Every “pair” of bits has the same pattern of AND and XOR, and the previous “carry bit” is passed into the same OR / (XOR + AND) combo to produce an output bit and the next “carry bit”. The “whole chain” is nearly right - otherwise your 44 bit inputs wouldn’t give a 45 bit output - it’s just a few are swapped over. (In my case, anyway - haven’t seen any others.) All my swaps were either in the “same column” of GraphViz output, or the next column.
So, yeah. Either “random swaps” with “nearby” outputs, because it’s nearly right and you don’t need to check further away; or use the fact that this is the well-known pattern for adding two numbers in a CPU’s ALU to generate the “correct” sequence, identify which ones are wrong, and output them in alphabetical order… The answer you need doesn’t even require you to pair them up.
I also solved part2 manually today, by outputting the correct addition and program output in binary and then reversing the path for all wrong outputs.
Then I just had to compare that to the formulas for a full adder and I found my swaps pretty quickly that way.
I did all of this in Kotlin and on paper, with a handy helper method to construct the paths.
It’s at the very bottom of this file on Github.
I suspect that comparing the bits and then comparing the paths to the full adder formulas can also be done ‘automatically’ decently easily, but I was too lazy to implement that today.
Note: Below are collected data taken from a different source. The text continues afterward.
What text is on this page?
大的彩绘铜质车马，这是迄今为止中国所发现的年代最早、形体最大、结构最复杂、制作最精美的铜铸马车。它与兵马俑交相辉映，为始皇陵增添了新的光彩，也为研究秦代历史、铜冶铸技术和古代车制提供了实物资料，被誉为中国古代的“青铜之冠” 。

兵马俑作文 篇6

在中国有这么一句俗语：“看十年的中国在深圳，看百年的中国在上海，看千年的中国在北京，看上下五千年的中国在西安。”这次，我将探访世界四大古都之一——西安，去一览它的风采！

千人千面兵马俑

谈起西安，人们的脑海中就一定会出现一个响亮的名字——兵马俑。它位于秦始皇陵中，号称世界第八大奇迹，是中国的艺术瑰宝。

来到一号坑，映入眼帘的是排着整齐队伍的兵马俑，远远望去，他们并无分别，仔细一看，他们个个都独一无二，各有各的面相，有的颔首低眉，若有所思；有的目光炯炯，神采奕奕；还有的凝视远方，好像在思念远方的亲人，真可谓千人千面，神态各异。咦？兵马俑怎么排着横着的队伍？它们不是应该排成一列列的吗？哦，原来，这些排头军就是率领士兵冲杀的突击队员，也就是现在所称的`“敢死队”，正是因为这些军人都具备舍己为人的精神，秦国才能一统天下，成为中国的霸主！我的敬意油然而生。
Yeah, same here. Graphviz to get an overview (although I didn’t actually need it in the end), plus some helper functions. I’ve got an idea for how to do it in code, though, when I get a moment.
If you get it working, would love to see it.
Posted (in the daily thread)! I was initially considering brute force on outputs which are dependencies of the first incorrect bit (but not earlier bits), but in the end I just coded up the checks I was doing by hand.